È ragionevole? Si dirà che nel resto del mondo il «liberismo» è passato di moda. In Italia però non passa mai di moda il «vincolismo». L’impresa da anni attende una netta semplificazione di norme e regolamenti. Le attività anche più piccole sono sommerse da cascate di adempimenti. Persino quanto è stato fatto per introdurre trasparenza e per rendere più lineare il rapporto fra Pubblica amministrazione e cittadino, spesso, si è risolto nel suo contrario. Nei settori dai quali lo Stato era uscito (pensiamo alle assicurazioni) è ritornato prepotentemente. Servizi essenziali come scuola e sanità restano chiusi alla concorrenza e mostrano tutti i difetti del monopolio. Spesa elevata e ramificazione dell’impresa pubblica lasciano presagire un futuro nel quale ad affermarsi saranno i privati più bravi a tessere relazioni, non i più bravi sul mercato. L’unico laissez-faire che conosceremo è, come sempre, il lasciar fare i furbi.

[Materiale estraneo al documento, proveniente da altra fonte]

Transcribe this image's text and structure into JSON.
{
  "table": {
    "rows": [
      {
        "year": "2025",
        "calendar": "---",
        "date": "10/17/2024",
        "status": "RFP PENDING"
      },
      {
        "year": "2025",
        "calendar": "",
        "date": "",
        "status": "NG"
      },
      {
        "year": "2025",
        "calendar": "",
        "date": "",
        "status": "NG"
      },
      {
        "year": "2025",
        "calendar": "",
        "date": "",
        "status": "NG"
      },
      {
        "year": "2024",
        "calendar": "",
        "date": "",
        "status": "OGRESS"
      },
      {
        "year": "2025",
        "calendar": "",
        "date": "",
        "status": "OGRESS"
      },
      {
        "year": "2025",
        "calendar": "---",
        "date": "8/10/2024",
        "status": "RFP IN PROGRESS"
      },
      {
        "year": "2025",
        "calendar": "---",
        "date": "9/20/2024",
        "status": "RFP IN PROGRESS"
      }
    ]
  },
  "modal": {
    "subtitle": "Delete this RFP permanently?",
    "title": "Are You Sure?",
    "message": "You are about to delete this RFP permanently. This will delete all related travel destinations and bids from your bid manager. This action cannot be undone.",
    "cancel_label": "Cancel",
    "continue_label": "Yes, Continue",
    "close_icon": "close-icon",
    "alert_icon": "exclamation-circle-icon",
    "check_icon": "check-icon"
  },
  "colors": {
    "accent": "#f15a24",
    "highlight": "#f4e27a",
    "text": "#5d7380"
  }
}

Tutto questo ha un costo: è una pesante tassa sulle imprese private che funzionano, che spesso fanno il grosso del proprio fatturato all’estero e che reggono sulle spalle tutto il sistema. Sono proprio loro che beneficerebbero di un po’ più di concorrenza, per esempio nell’ambito dei servizi: sia perché i loro costi si abbasserebbero, sia perché un assetto basato su mercati più aperti considererebbe e valorizzerebbe il talento in modo diverso. Le intelligenze che scelgono di passare dove l’acqua è più bassa, imboscandosi nel parastato, sono uno spreco per il Paese.
Davvero non c’è partito politico che voglia allentare le briglie alla parte del Paese che può correre e trainare tutti gli altri? Questa non è una questione «tecnica»: non si tratta di dettagli di carattere giuridico. È un problema invece squisitamente politico: riguarda l’idea che abbiamo dell’Italia e degli italiani. I partiti sembrano considerarci un Paese assistito e di assistiti. Come se il Paese non esprimesse anche indipendenza, creatività, impegno. O come se il voto di chi li esprime valesse meno di quello degli altri.